Since the Napoleon Hat on my car isn't worth saving or repairing, I decided to find a donor part. I contacted the guy that I purchsed my donor heater channels from an he said he had a chassis that he would be willing to cut up and remove the Napoleon Hat for me. He did a good job cutting through the tunnel on the floor pan side and left about an inch of the tunnel from the flange where they are welded together. However, on the frame head side, he cut most of the flange away on half of it. I'm sure it was more difficult cutting through with tunnel on that side with the frame head bottom plate in the way. I don't think it will be much of an issue just cutting that section of the flange out and welding in a patch. My intention is to do just that.


As far as drilling out the spot welds and removing the tunnel and bottom plate of the frame head, it was very difficult. On the tunnel flange, the spot welds were hard to find in some areas.

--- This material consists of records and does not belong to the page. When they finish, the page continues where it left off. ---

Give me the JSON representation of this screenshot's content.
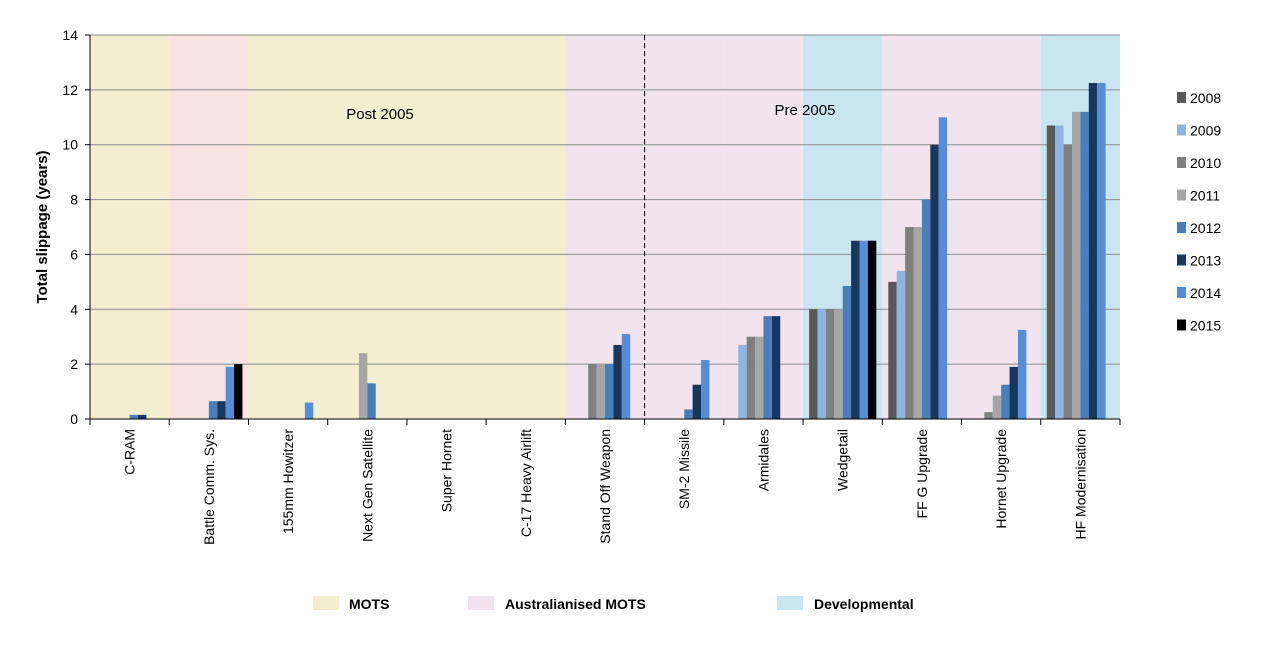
{
  "chart_data": {
    "type": "bar",
    "title": "",
    "xlabel": "",
    "ylabel": "Total slippage (years)",
    "ylim": [
      0,
      14
    ],
    "yticks": [
      0,
      2,
      4,
      6,
      8,
      10,
      12,
      14
    ],
    "grid": true,
    "categories": [
      "C-RAM",
      "Battle Comm. Sys.",
      "155mm Howitzer",
      "Next Gen Satellite",
      "Super Hornet",
      "C-17 Heavy Airlift",
      "Stand Off Weapon",
      "SM-2 Missile",
      "Armidales",
      "Wedgetail",
      "FF G Upgrade",
      "Hornet Upgrade",
      "HF Modernisation"
    ],
    "series": [
      {
        "name": "2008",
        "color": "#595959",
        "values": [
          0,
          0,
          0,
          0,
          0,
          0,
          0,
          0,
          0,
          4.0,
          5.0,
          0,
          10.7
        ]
      },
      {
        "name": "2009",
        "color": "#8eb4e3",
        "values": [
          0,
          0,
          0,
          0,
          0,
          0,
          0,
          0,
          2.7,
          4.0,
          5.4,
          0,
          10.7
        ]
      },
      {
        "name": "2010",
        "color": "#7f7f7f",
        "values": [
          0,
          0,
          0,
          0,
          0,
          0,
          2.0,
          0,
          3.0,
          4.0,
          7.0,
          0.25,
          10.0
        ]
      },
      {
        "name": "2011",
        "color": "#a6a6a6",
        "values": [
          0,
          0,
          0,
          2.4,
          0,
          0,
          2.0,
          0,
          3.0,
          4.0,
          7.0,
          0.85,
          11.2
        ]
      },
      {
        "name": "2012",
        "color": "#4a7ebb",
        "values": [
          0.15,
          0.65,
          0,
          1.3,
          0,
          0,
          2.0,
          0.35,
          3.75,
          4.85,
          8.0,
          1.25,
          11.2
        ]
      },
      {
        "name": "2013",
        "color": "#17375e",
        "values": [
          0.15,
          0.65,
          0,
          0,
          0,
          0,
          2.7,
          1.25,
          3.75,
          6.5,
          10.0,
          1.9,
          12.25
        ]
      },
      {
        "name": "2014",
        "color": "#558ed5",
        "values": [
          0,
          1.9,
          0.6,
          0,
          0,
          0,
          3.1,
          2.15,
          0,
          6.5,
          11.0,
          3.25,
          12.25
        ]
      },
      {
        "name": "2015",
        "color": "#000000",
        "values": [
          0,
          2.0,
          0,
          0,
          0,
          0,
          0,
          0,
          0,
          6.5,
          0,
          0,
          0
        ]
      }
    ],
    "category_groups": [
      "mots",
      "aus",
      "mots",
      "mots",
      "mots",
      "mots",
      "aus",
      "aus",
      "aus",
      "dev",
      "aus",
      "aus",
      "dev"
    ],
    "period_labels": {
      "left": "Post 2005",
      "right": "Pre 2005"
    },
    "legend_position": "right",
    "background_legend": [
      {
        "key": "mots",
        "label": "MOTS",
        "color": "#f2eecf"
      },
      {
        "key": "aus",
        "label": "Australianised MOTS",
        "color": "#f1e4ef"
      },
      {
        "key": "dev",
        "label": "Developmental",
        "color": "#c9e6f0"
      }
    ],
    "cra_background": "#f9e4e4"
  }
}
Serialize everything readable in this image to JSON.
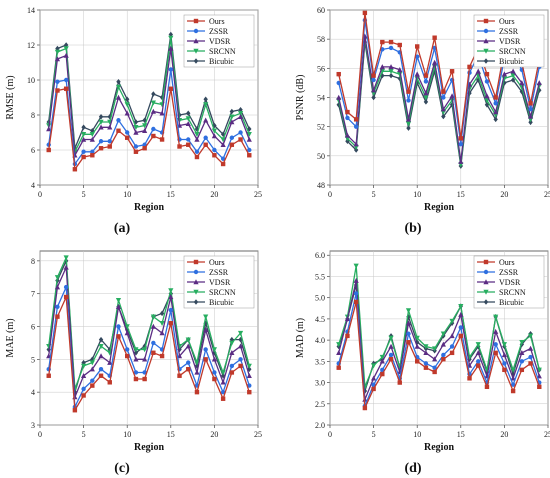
{
  "figure": {
    "panel_labels": [
      "(a)",
      "(b)",
      "(c)",
      "(d)"
    ]
  },
  "series_styles": [
    {
      "name": "Ours",
      "color": "#c0392b",
      "marker": "square"
    },
    {
      "name": "ZSSR",
      "color": "#2e6fe0",
      "marker": "circle"
    },
    {
      "name": "VDSR",
      "color": "#5b2c83",
      "marker": "triangle"
    },
    {
      "name": "SRCNN",
      "color": "#27ae60",
      "marker": "triangle-down"
    },
    {
      "name": "Bicubic",
      "color": "#34495e",
      "marker": "diamond"
    }
  ],
  "chart_data": [
    {
      "type": "line",
      "panel": "(a)",
      "xlabel": "Region",
      "ylabel": "RMSE (m)",
      "xlim": [
        0,
        25
      ],
      "ylim": [
        4,
        14
      ],
      "xticks": [
        0,
        5,
        10,
        15,
        20,
        25
      ],
      "yticks": [
        4,
        6,
        8,
        10,
        12,
        14
      ],
      "legend": "top-right",
      "grid": true,
      "x": [
        1,
        2,
        3,
        4,
        5,
        6,
        7,
        8,
        9,
        10,
        11,
        12,
        13,
        14,
        15,
        16,
        17,
        18,
        19,
        20,
        21,
        22,
        23,
        24
      ],
      "series": [
        {
          "name": "Ours",
          "values": [
            6.0,
            9.4,
            9.5,
            4.9,
            5.6,
            5.7,
            6.1,
            6.2,
            7.1,
            6.7,
            5.9,
            6.1,
            6.8,
            6.6,
            9.5,
            6.2,
            6.3,
            5.6,
            6.3,
            5.7,
            5.2,
            6.3,
            6.6,
            5.7
          ]
        },
        {
          "name": "ZSSR",
          "values": [
            6.3,
            9.9,
            10.0,
            5.2,
            5.9,
            5.9,
            6.5,
            6.5,
            7.7,
            7.0,
            6.2,
            6.3,
            7.2,
            7.0,
            10.6,
            6.6,
            6.6,
            5.9,
            6.7,
            6.0,
            5.5,
            6.7,
            7.0,
            6.0
          ]
        },
        {
          "name": "VDSR",
          "values": [
            7.2,
            11.2,
            11.4,
            5.7,
            6.6,
            6.6,
            7.3,
            7.3,
            9.0,
            8.1,
            7.0,
            7.1,
            8.2,
            8.1,
            11.8,
            7.4,
            7.5,
            6.6,
            7.7,
            6.8,
            6.3,
            7.6,
            7.9,
            6.6
          ]
        },
        {
          "name": "SRCNN",
          "values": [
            7.4,
            11.6,
            11.8,
            5.9,
            6.9,
            6.9,
            7.6,
            7.6,
            9.6,
            8.6,
            7.3,
            7.4,
            8.7,
            8.6,
            12.4,
            7.7,
            7.8,
            6.9,
            8.6,
            7.1,
            6.6,
            7.9,
            8.1,
            6.9
          ]
        },
        {
          "name": "Bicubic",
          "values": [
            7.6,
            11.8,
            12.0,
            6.1,
            7.3,
            7.1,
            7.9,
            7.9,
            9.9,
            8.9,
            7.6,
            7.7,
            9.2,
            9.0,
            12.6,
            8.0,
            8.1,
            7.2,
            8.9,
            7.4,
            6.9,
            8.2,
            8.3,
            7.2
          ]
        }
      ]
    },
    {
      "type": "line",
      "panel": "(b)",
      "xlabel": "Region",
      "ylabel": "PSNR (dB)",
      "xlim": [
        0,
        25
      ],
      "ylim": [
        48,
        60
      ],
      "xticks": [
        0,
        5,
        10,
        15,
        20,
        25
      ],
      "yticks": [
        48,
        50,
        52,
        54,
        56,
        58,
        60
      ],
      "legend": "top-right",
      "grid": true,
      "x": [
        1,
        2,
        3,
        4,
        5,
        6,
        7,
        8,
        9,
        10,
        11,
        12,
        13,
        14,
        15,
        16,
        17,
        18,
        19,
        20,
        21,
        22,
        23,
        24
      ],
      "series": [
        {
          "name": "Ours",
          "values": [
            55.6,
            53.0,
            52.5,
            59.8,
            55.5,
            57.8,
            57.8,
            57.6,
            54.4,
            57.5,
            55.5,
            58.1,
            54.4,
            55.8,
            51.2,
            56.1,
            57.4,
            55.6,
            54.0,
            57.3,
            57.5,
            56.4,
            53.6,
            56.6
          ]
        },
        {
          "name": "ZSSR",
          "values": [
            55.0,
            52.6,
            52.0,
            59.3,
            55.2,
            57.3,
            57.4,
            57.1,
            53.8,
            56.8,
            55.1,
            57.4,
            54.0,
            55.2,
            50.8,
            55.7,
            56.9,
            55.1,
            53.6,
            56.7,
            57.0,
            55.9,
            53.2,
            56.1
          ]
        },
        {
          "name": "VDSR",
          "values": [
            54.0,
            51.4,
            50.8,
            58.2,
            54.5,
            56.1,
            56.1,
            55.9,
            52.5,
            55.6,
            54.3,
            56.4,
            53.2,
            54.1,
            49.6,
            54.9,
            55.8,
            54.1,
            53.0,
            55.6,
            55.8,
            55.0,
            52.7,
            55.0
          ]
        },
        {
          "name": "SRCNN",
          "values": [
            53.8,
            51.2,
            50.6,
            58.0,
            54.3,
            55.8,
            55.8,
            55.6,
            52.2,
            55.3,
            54.0,
            56.1,
            53.0,
            53.8,
            49.4,
            54.6,
            55.5,
            53.8,
            52.8,
            55.3,
            55.5,
            54.7,
            52.5,
            54.8
          ]
        },
        {
          "name": "Bicubic",
          "values": [
            53.5,
            51.0,
            50.4,
            57.8,
            54.0,
            55.5,
            55.5,
            55.3,
            51.9,
            55.0,
            53.7,
            55.8,
            52.7,
            53.5,
            49.3,
            54.3,
            55.2,
            53.5,
            52.5,
            55.0,
            55.2,
            54.4,
            52.3,
            54.5
          ]
        }
      ]
    },
    {
      "type": "line",
      "panel": "(c)",
      "xlabel": "Region",
      "ylabel": "MAE (m)",
      "xlim": [
        0,
        25
      ],
      "ylim": [
        3,
        8.3
      ],
      "xticks": [
        0,
        5,
        10,
        15,
        20,
        25
      ],
      "yticks": [
        3,
        4,
        5,
        6,
        7,
        8
      ],
      "legend": "top-right",
      "grid": true,
      "x": [
        1,
        2,
        3,
        4,
        5,
        6,
        7,
        8,
        9,
        10,
        11,
        12,
        13,
        14,
        15,
        16,
        17,
        18,
        19,
        20,
        21,
        22,
        23,
        24
      ],
      "series": [
        {
          "name": "Ours",
          "values": [
            4.5,
            6.3,
            6.9,
            3.45,
            3.9,
            4.2,
            4.5,
            4.3,
            5.7,
            5.1,
            4.4,
            4.4,
            5.2,
            5.1,
            6.1,
            4.5,
            4.7,
            4.0,
            5.0,
            4.4,
            3.8,
            4.6,
            4.8,
            4.0
          ]
        },
        {
          "name": "ZSSR",
          "values": [
            4.7,
            6.6,
            7.2,
            3.55,
            4.1,
            4.35,
            4.7,
            4.5,
            6.0,
            5.3,
            4.6,
            4.6,
            5.5,
            5.3,
            6.5,
            4.7,
            4.9,
            4.2,
            5.3,
            4.6,
            4.0,
            4.8,
            5.0,
            4.2
          ]
        },
        {
          "name": "VDSR",
          "values": [
            5.1,
            7.2,
            7.8,
            3.85,
            4.5,
            4.7,
            5.1,
            4.9,
            6.6,
            5.8,
            5.0,
            5.0,
            6.0,
            5.8,
            6.9,
            5.1,
            5.4,
            4.6,
            5.9,
            5.0,
            4.3,
            5.2,
            5.4,
            4.5
          ]
        },
        {
          "name": "SRCNN",
          "values": [
            5.4,
            7.5,
            8.1,
            4.1,
            4.8,
            4.9,
            5.4,
            5.2,
            6.8,
            6.0,
            5.3,
            5.3,
            6.3,
            6.1,
            7.1,
            5.4,
            5.6,
            4.9,
            6.3,
            5.3,
            4.6,
            5.5,
            5.8,
            4.8
          ]
        },
        {
          "name": "Bicubic",
          "values": [
            5.3,
            7.4,
            8.0,
            4.0,
            4.9,
            5.0,
            5.6,
            5.3,
            6.6,
            5.9,
            5.2,
            5.4,
            6.3,
            6.4,
            7.0,
            5.3,
            5.6,
            4.8,
            6.1,
            5.2,
            4.5,
            5.6,
            5.6,
            4.7
          ]
        }
      ]
    },
    {
      "type": "line",
      "panel": "(d)",
      "xlabel": "Region",
      "ylabel": "MAD (m)",
      "xlim": [
        0,
        25
      ],
      "ylim": [
        2.0,
        6.1
      ],
      "xticks": [
        0,
        5,
        10,
        15,
        20,
        25
      ],
      "yticks": [
        2.0,
        2.5,
        3.0,
        3.5,
        4.0,
        4.5,
        5.0,
        5.5,
        6.0
      ],
      "legend": "top-right",
      "grid": true,
      "x": [
        1,
        2,
        3,
        4,
        5,
        6,
        7,
        8,
        9,
        10,
        11,
        12,
        13,
        14,
        15,
        16,
        17,
        18,
        19,
        20,
        21,
        22,
        23,
        24
      ],
      "series": [
        {
          "name": "Ours",
          "values": [
            3.35,
            4.1,
            4.9,
            2.4,
            2.85,
            3.2,
            3.55,
            3.0,
            3.95,
            3.5,
            3.35,
            3.25,
            3.55,
            3.7,
            4.1,
            3.1,
            3.4,
            2.9,
            3.7,
            3.3,
            2.8,
            3.3,
            3.45,
            2.9
          ]
        },
        {
          "name": "ZSSR",
          "values": [
            3.45,
            4.2,
            5.1,
            2.45,
            2.95,
            3.3,
            3.65,
            3.1,
            4.15,
            3.6,
            3.45,
            3.35,
            3.65,
            3.85,
            4.3,
            3.2,
            3.5,
            3.0,
            3.9,
            3.45,
            2.95,
            3.5,
            3.6,
            3.0
          ]
        },
        {
          "name": "VDSR",
          "values": [
            3.7,
            4.5,
            5.4,
            2.6,
            3.1,
            3.5,
            3.85,
            3.25,
            4.4,
            3.85,
            3.7,
            3.55,
            3.9,
            4.1,
            4.6,
            3.4,
            3.7,
            3.15,
            4.2,
            3.65,
            3.1,
            3.7,
            3.8,
            3.15
          ]
        },
        {
          "name": "SRCNN",
          "values": [
            3.9,
            4.55,
            5.75,
            2.9,
            3.4,
            3.6,
            4.05,
            3.35,
            4.7,
            4.05,
            3.85,
            3.8,
            4.15,
            4.45,
            4.8,
            3.6,
            3.9,
            3.3,
            4.55,
            3.9,
            3.3,
            3.95,
            4.1,
            3.3
          ]
        },
        {
          "name": "Bicubic",
          "values": [
            3.85,
            4.5,
            5.3,
            2.8,
            3.45,
            3.55,
            4.1,
            3.35,
            4.55,
            3.95,
            3.8,
            3.75,
            4.1,
            4.4,
            4.8,
            3.55,
            3.85,
            3.25,
            4.55,
            3.85,
            3.2,
            3.9,
            4.15,
            3.3
          ]
        }
      ]
    }
  ]
}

The flange and tunnel are of thick metal and the welds didn't make much of an indentation into the metal, but the welds penetrated all the way through the metal and held fast. Also, with the metal being so thick, it was difficult to pull the pieces apart or get them to move at all until all of the welds were cut or ground through. I had to cut and remove pieces of the tunnel to make it easier. Still, it was a difficult task. Several welds on the bottom of the Napoleon Hat where it was welded to the bottom plate of the frame head were so close together that the weld penetration formed one large weld. It was difficult to get the weld separated without taking a big chunk of the bottom flange out with it.


I'm not overly happy with this panel, to be honest. I think it is better than using a new reproduction panel as they don't fit well at all and have to be cut up and re-shaped, especially where it fits around the tunnel. But on the outer ends of the panel, someone drilled quite a few extra holes on both ends. I'm not quite sure why the extra holes were drilled through them or what that accomplished. They can be patched and filled, but there is also quite a bit of rust on the inside of them. I'll have to clean the whole panel up and see just how deep the rusts goes and if the structural integrity is compromised. It may be worth buying a new panel and chopping off the ends and grafting them on my donor panel. The shape and fit are still quite a bit different on the new panels, but I will try to repair the donor panel first and keep as much of the original metal as possible.